Include Language in URIs

Description

This pattern proposes to insert a language identifier in the URI. Thus, datasets of different languages can be easily recognized by the URI.

Context

It can be applied when datasets are clearly separated by language. In this way, the different datasets may be generated, and even maintained by different servers which publish their corresponding language dependent datasets separately.

Example

The Armenian version of the country Armenia could be:

http://hy.example.org#Հայաստան

where hy represents the Armenian language (Hayeren). All the triples in Armenian could be hosted in hy.example.org while the triples in other languages, for example Spanish, could reside in es.example.org.

Discussion

In a multilingual setting, being able to easily recognize the language of a resource may facilitate the development. A more practical benefit is to separate different datasets, which can be obtained from different sources, by language.

However, notice that the employment of a language tag in the URI may contradict the Cool URIs lemma in the sense that we are encoding extra information in the URI that may be subject to changes in the future.

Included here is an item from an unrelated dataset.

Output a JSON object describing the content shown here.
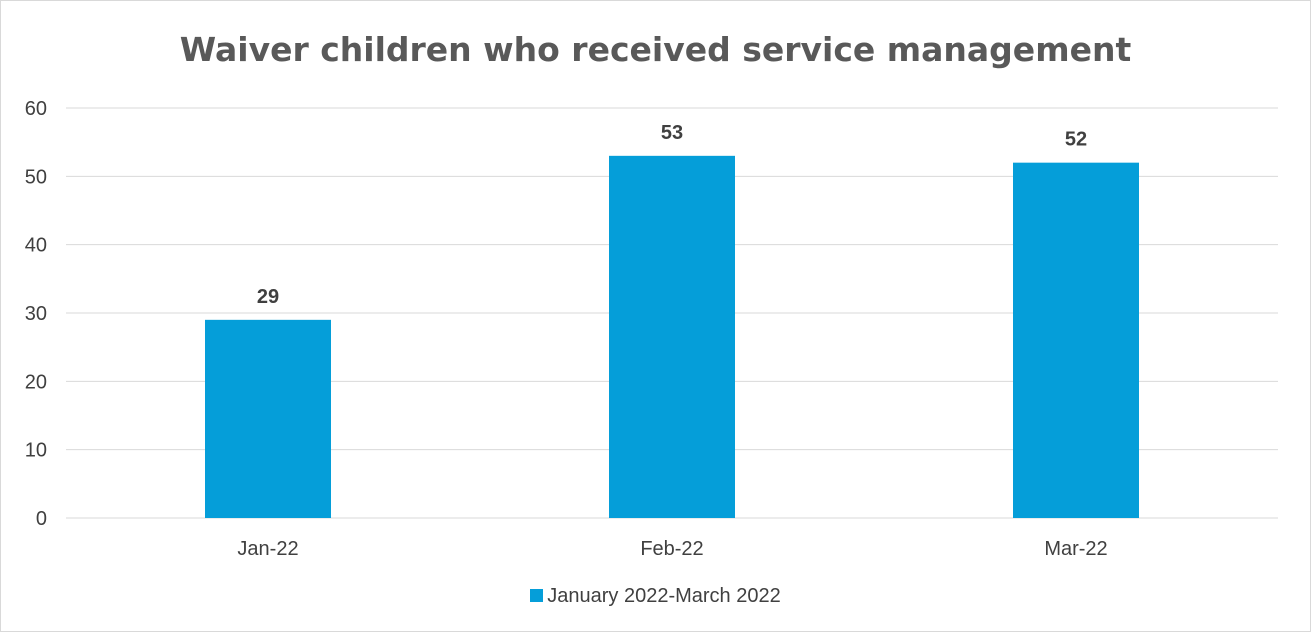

Adding languages to the URI can become unwieldy if we consider sub-languages, dialects and regions. There are more than 7000 languages already registered which can be very specialized.

For example, hy-Latin-IT-arevela represents eastern Armenian written in Latin script as used in Italy. Including such a detailed information in the URI may not be reasonable.

Another design decision is where to put the language tag inside the URI. It is possible to have alternative URI schemes depending on where we include the language tag.

For example, it is possible to have alternative URI schemes depending on where we include the language tag in the URI:

http://example.org/hy#Հայաստան
http://example.org/Հայաստան/hy

The last pattern is less convenient as it mixes the Unicode characters of the local name with the ASCII characters of the language tag.

See also

This pattern can be combined with the language content negotiation pattern. It is possible to have a language agnostic URI for a concept without language tag and to use HTTP language content negotiation to redirect to the preferred dataset.

This pattern is also related to the Patterned URIs. in the sense that URIs are defined to follow a naming pattern (including the language).

It is also related to Hierarchical URIs.